Warning: The following may cause excessive amounts of holiday cheer and warm feelings.
Imagine yourself at 10 years old. You walk into a huge department store and you’re given $100 dollars to buy whatever your heart desires.
What item are you seeking out? What aisle are you sprinting towards?
The Milwaukee Brewers teamed up with Meijer and USO Wisconsin to make that shopping spree fantasy come true for 21 local children.
Kids were given a budget of $100 to spend on themselves, then an additional $20 to spend on a gift that would be donated to the Children’s Hospital of Wisconsin.
Members of the team’s front office staff, TV personalities, radio broadcasters and second baseman Keston Hiura walked around the aisles, helping these children fill carts with everything from legos, to stuffed animals, monster trucks and much more.
“I had a lot of fun,” Hiura said after helping his shopping partner, Riley, pack her bags in the checkout line. “Shopping is a fun thing to do, especially around the holiday times where you’re getting a gift for other people, or just in general getting Christmas or holiday things. It was a fun time to be around.”
Hiura and Riley started in the lego aisle, then moved to the arts and crafts section where she picked out some new construction paper and markers. There was a brief debate on which pack of markers to select, eventually going with the one that had “all the colors.”
The duo then went through numerous stuffed animal options before deciding on a two-foot tall unicorn named “Uni.” Hiura suggested a different name for the new furry friend, but Riley was set on Uni.
“I said ‘Can you name it Keston?’ and she said ‘Nah, I think Uni is better.”
They added books and another stuffed animal, to be donated to the Children’s Hospital, to the cart before making their way to the checkout lines.
“Growing up I always loved stuffed animals,” he said. “You always felt like you had a friend in them being able to take them around with you where ever you go.”
Hiura wasn’t there just to shop with Riley, however. One kid approached him asking which lego set to buy. Hiura’s advice was classic, telling him to get the one with more pieces.
Legos are still extremely popular, for parents possibly still doing some holiday shopping. That aisle was all the rage at Meijer during this shopping trip.
“This is really special,” Hiura added. “To be able to spend the night with Riley and a bunch of other children whose parents served or are currently overseas, it’s truly special to be part of.
“The sacrifice (the parents) who serve our country but also the sacrifice the children are giving as well, spending many days, holidays, birthdays away from their parents, it’s always nice to remind them that there are nice things in life and help them enjoy the night.”
This event was part of Meijer’s “Shop with a Hero” series, where children are paired with local athletes or first responders to shop for themselves and others.
It was obvious that the helpful Meijer staff was thrilled to have Hiura and the Brewers in their store as well. Especially when they broke out in laughter as one of the Johnsonville Racing Sausages decided to ride a Huffy Bike down a few of the aisles.
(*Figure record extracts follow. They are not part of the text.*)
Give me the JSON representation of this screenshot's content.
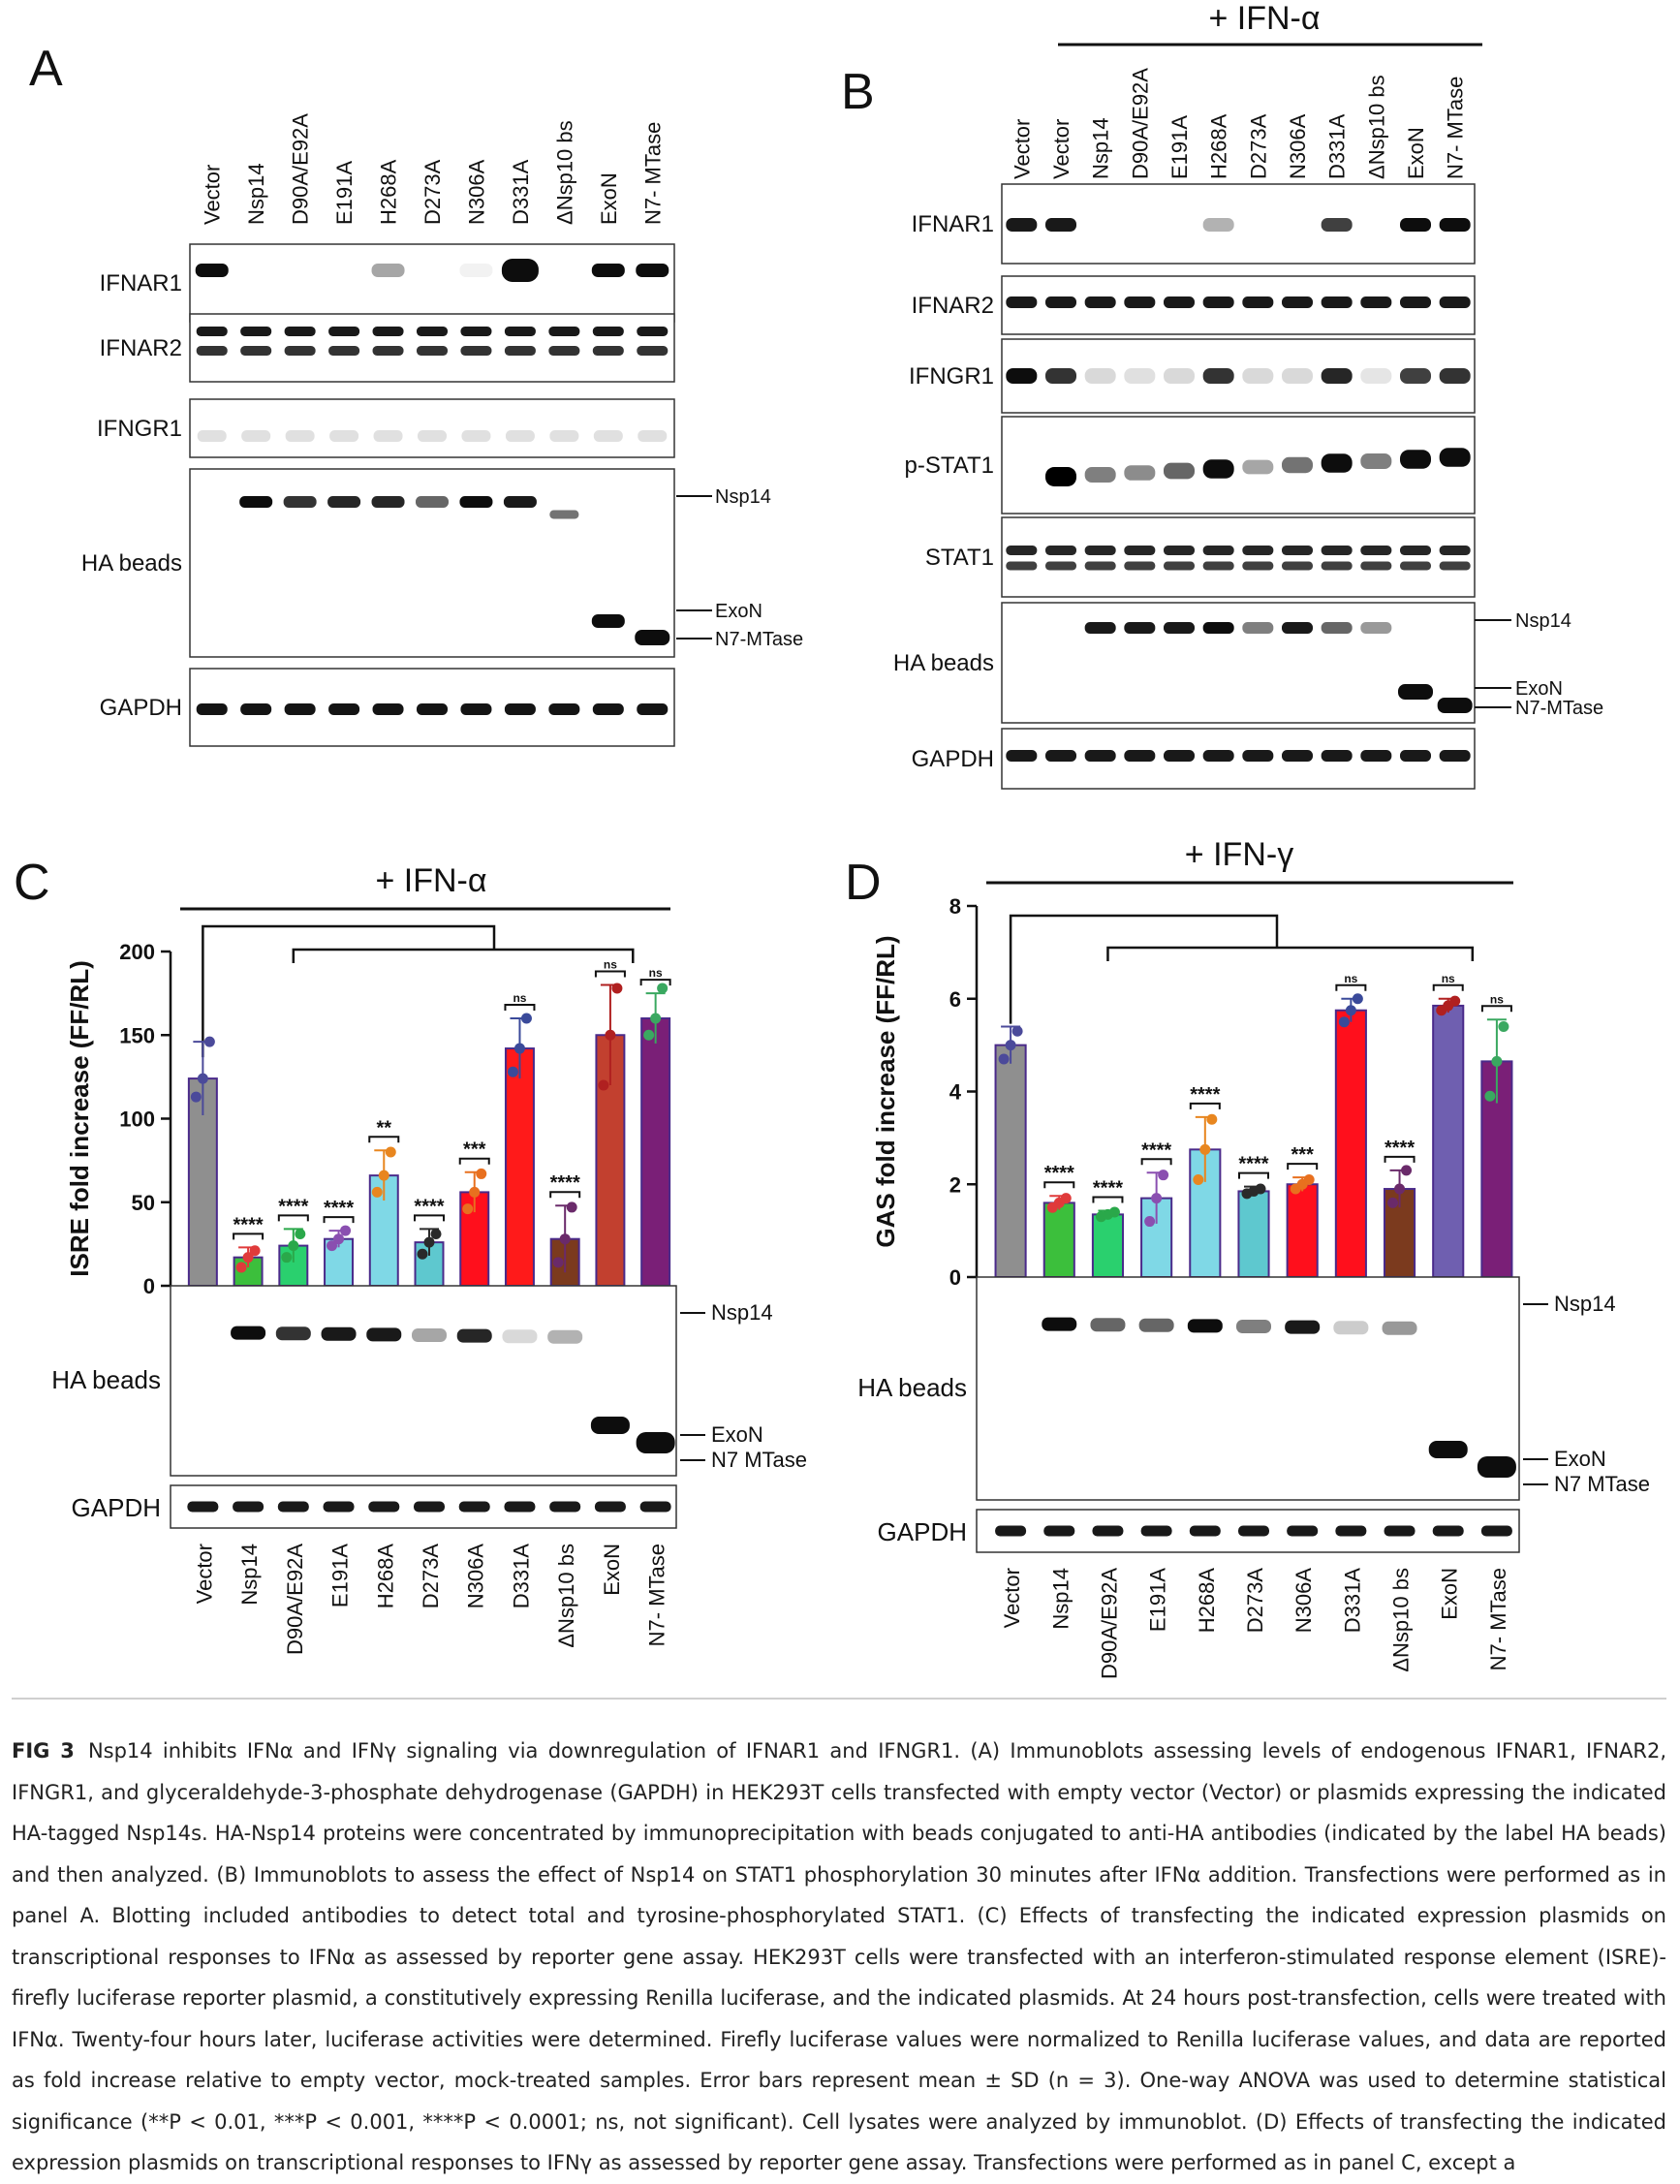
{
  "panels": {
    "A": {
      "letter": "A",
      "lanes": [
        "Vector",
        "Nsp14",
        "D90A/E92A",
        "E191A",
        "H268A",
        "D273A",
        "N306A",
        "D331A",
        "ΔNsp10 bs",
        "ExoN",
        "N7- MTase"
      ],
      "blots": [
        "IFNAR1",
        "IFNAR2",
        "IFNGR1",
        "HA beads",
        "GAPDH"
      ],
      "band_labels": [
        "Nsp14",
        "ExoN",
        "N7-MTase"
      ]
    },
    "B": {
      "letter": "B",
      "treatment": "+ IFN-α",
      "lanes": [
        "Vector",
        "Vector",
        "Nsp14",
        "D90A/E92A",
        "E191A",
        "H268A",
        "D273A",
        "N306A",
        "D331A",
        "ΔNsp10 bs",
        "ExoN",
        "N7- MTase"
      ],
      "blots": [
        "IFNAR1",
        "IFNAR2",
        "IFNGR1",
        "p-STAT1",
        "STAT1",
        "HA beads",
        "GAPDH"
      ],
      "band_labels": [
        "Nsp14",
        "ExoN",
        "N7-MTase"
      ]
    },
    "C": {
      "letter": "C",
      "treatment": "+ IFN-α",
      "blots": [
        "HA beads",
        "GAPDH"
      ],
      "band_labels": [
        "Nsp14",
        "ExoN",
        "N7 MTase"
      ],
      "lanes": [
        "Vector",
        "Nsp14",
        "D90A/E92A",
        "E191A",
        "H268A",
        "D273A",
        "N306A",
        "D331A",
        "ΔNsp10 bs",
        "ExoN",
        "N7- MTase"
      ]
    },
    "D": {
      "letter": "D",
      "treatment": "+ IFN-γ",
      "blots": [
        "HA beads",
        "GAPDH"
      ],
      "band_labels": [
        "Nsp14",
        "ExoN",
        "N7 MTase"
      ],
      "lanes": [
        "Vector",
        "Nsp14",
        "D90A/E92A",
        "E191A",
        "H268A",
        "D273A",
        "N306A",
        "D331A",
        "ΔNsp10 bs",
        "ExoN",
        "N7- MTase"
      ]
    }
  },
  "chart_data": [
    {
      "type": "bar",
      "panel": "C",
      "ylabel": "ISRE fold increase (FF/RL)",
      "ylim": [
        0,
        200
      ],
      "yticks": [
        0,
        50,
        100,
        150,
        200
      ],
      "categories": [
        "Vector",
        "Nsp14",
        "D90A/E92A",
        "E191A",
        "H268A",
        "D273A",
        "N306A",
        "D331A",
        "ΔNsp10 bs",
        "ExoN",
        "N7- MTase"
      ],
      "values": [
        124,
        17,
        24,
        28,
        66,
        26,
        56,
        142,
        28,
        150,
        160
      ],
      "errors": [
        22,
        6,
        10,
        5,
        15,
        8,
        12,
        18,
        20,
        30,
        15
      ],
      "significance": [
        "",
        "****",
        "****",
        "****",
        "**",
        "****",
        "***",
        "ns",
        "****",
        "ns",
        "ns"
      ],
      "colors": [
        "#8f8f8f",
        "#3cbf3c",
        "#2ad06e",
        "#7fd8e6",
        "#7fd8e6",
        "#5ec8cf",
        "#ff0f1c",
        "#ff1a1a",
        "#7b3a1e",
        "#c2402f",
        "#7a1f77"
      ],
      "point_colors": [
        "#4b4a9a",
        "#e03a3a",
        "#2aa84a",
        "#8a4fb0",
        "#e8861f",
        "#2a2a2a",
        "#e8701f",
        "#3a4a9a",
        "#6a2a6a",
        "#b02020",
        "#3aa860"
      ],
      "points": [
        [
          113,
          124,
          146
        ],
        [
          11,
          17,
          21
        ],
        [
          17,
          24,
          31
        ],
        [
          24,
          28,
          33
        ],
        [
          56,
          66,
          80
        ],
        [
          19,
          26,
          31
        ],
        [
          46,
          56,
          67
        ],
        [
          128,
          142,
          160
        ],
        [
          14,
          28,
          47
        ],
        [
          120,
          150,
          178
        ],
        [
          150,
          160,
          178
        ]
      ]
    },
    {
      "type": "bar",
      "panel": "D",
      "ylabel": "GAS fold increase (FF/RL)",
      "ylim": [
        0,
        8
      ],
      "yticks": [
        0,
        2,
        4,
        6,
        8
      ],
      "categories": [
        "Vector",
        "Nsp14",
        "D90A/E92A",
        "E191A",
        "H268A",
        "D273A",
        "N306A",
        "D331A",
        "ΔNsp10 bs",
        "ExoN",
        "N7- MTase"
      ],
      "values": [
        5.0,
        1.6,
        1.35,
        1.7,
        2.75,
        1.85,
        2.0,
        5.75,
        1.9,
        5.85,
        4.65
      ],
      "errors": [
        0.4,
        0.15,
        0.08,
        0.55,
        0.7,
        0.1,
        0.15,
        0.25,
        0.4,
        0.15,
        0.9
      ],
      "significance": [
        "",
        "****",
        "****",
        "****",
        "****",
        "****",
        "***",
        "ns",
        "****",
        "ns",
        "ns"
      ],
      "colors": [
        "#8f8f8f",
        "#3cbf3c",
        "#2ad06e",
        "#7fd8e6",
        "#7fd8e6",
        "#5ec8cf",
        "#ff0f1c",
        "#ff0f1c",
        "#7b3a1e",
        "#6f5fb0",
        "#7a1f77"
      ],
      "point_colors": [
        "#4b4a9a",
        "#e03a3a",
        "#2aa84a",
        "#8a4fb0",
        "#e8861f",
        "#2a2a2a",
        "#e8701f",
        "#3a4a9a",
        "#6a2a6a",
        "#b02020",
        "#3aa860"
      ],
      "points": [
        [
          4.7,
          5.0,
          5.3
        ],
        [
          1.5,
          1.6,
          1.7
        ],
        [
          1.3,
          1.35,
          1.4
        ],
        [
          1.2,
          1.7,
          2.2
        ],
        [
          2.1,
          2.75,
          3.4
        ],
        [
          1.8,
          1.85,
          1.9
        ],
        [
          1.9,
          2.0,
          2.1
        ],
        [
          5.5,
          5.75,
          6.0
        ],
        [
          1.6,
          1.9,
          2.3
        ],
        [
          5.75,
          5.85,
          5.95
        ],
        [
          3.9,
          4.65,
          5.4
        ]
      ]
    }
  ],
  "caption": {
    "label": "FIG 3",
    "text": "Nsp14 inhibits IFNα and IFNγ signaling via downregulation of IFNAR1 and IFNGR1. (A) Immunoblots assessing levels of endogenous IFNAR1, IFNAR2, IFNGR1, and glyceraldehyde-3-phosphate dehydrogenase (GAPDH) in HEK293T cells transfected with empty vector (Vector) or plasmids expressing the indicated HA-tagged Nsp14s. HA-Nsp14 proteins were concentrated by immunoprecipitation with beads conjugated to anti-HA antibodies (indicated by the label HA beads) and then analyzed. (B) Immunoblots to assess the effect of Nsp14 on STAT1 phosphorylation 30 minutes after IFNα addition. Transfections were performed as in panel A. Blotting included antibodies to detect total and tyrosine-phosphorylated STAT1. (C) Effects of transfecting the indicated expression plasmids on transcriptional responses to IFNα as assessed by reporter gene assay. HEK293T cells were transfected with an interferon-stimulated response element (ISRE)-firefly luciferase reporter plasmid, a constitutively expressing Renilla luciferase, and the indicated plasmids. At 24 hours post-transfection, cells were treated with IFNα. Twenty-four hours later, luciferase activities were determined. Firefly luciferase values were normalized to Renilla luciferase values, and data are reported as fold increase relative to empty vector, mock-treated samples. Error bars represent mean ± SD (n = 3). One-way ANOVA was used to determine statistical significance (**P < 0.01, ***P < 0.001, ****P < 0.0001; ns, not significant). Cell lysates were analyzed by immunoblot. (D) Effects of transfecting the indicated expression plasmids on transcriptional responses to IFNγ as assessed by reporter gene assay. Transfections were performed as in panel C, except a"
  }
}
“We are pleased to partner with Meijer for a fifth year on this impactful program to support our military and their families,” Brewers President of Business Operations Rick Schlesinger said in a release sent out by the team. “The event helps bring a little bit more cheer to these children and their families during the holidays.”
Bill Schroeder, Sophia Minnaert, Jeff Levering and Lane Grindle also represented the organization and filled their kid’s shopping carts.
Hiura legitimately wasn’t there just to make an appearance either. He scanned items at the checkout, told Riley that he read ‘Captain Underpants’ and ‘A Series of Unfortunate Events’ when he was her age, and took time to learn about her interests. He also accepted a Spree flavored Candy Cane from one of the shoppers, then said thanks with a two-handed high five.
There were some excited shoppers who didn’t expect to run into one of Milwaukee’s rising stars during a quick shopping pit-stop on their way home. He made time to take selfies and shake hands with them as well.
As for the 10-year old version of Keston Hiura. Before he hit 19 home runs and 49 RBI as an MLB rookie. He had a lot of interests, but probably would have ran straight for the card aisle if given the opportunity.
“I was a big Pokémon fan growing up,” he said. “I liked stuffed animals, video games, legos, cars. It was kind of a wide variety. Definitely any kind of sports or anything like that.
“So it was fun to go on a little shopping spree.”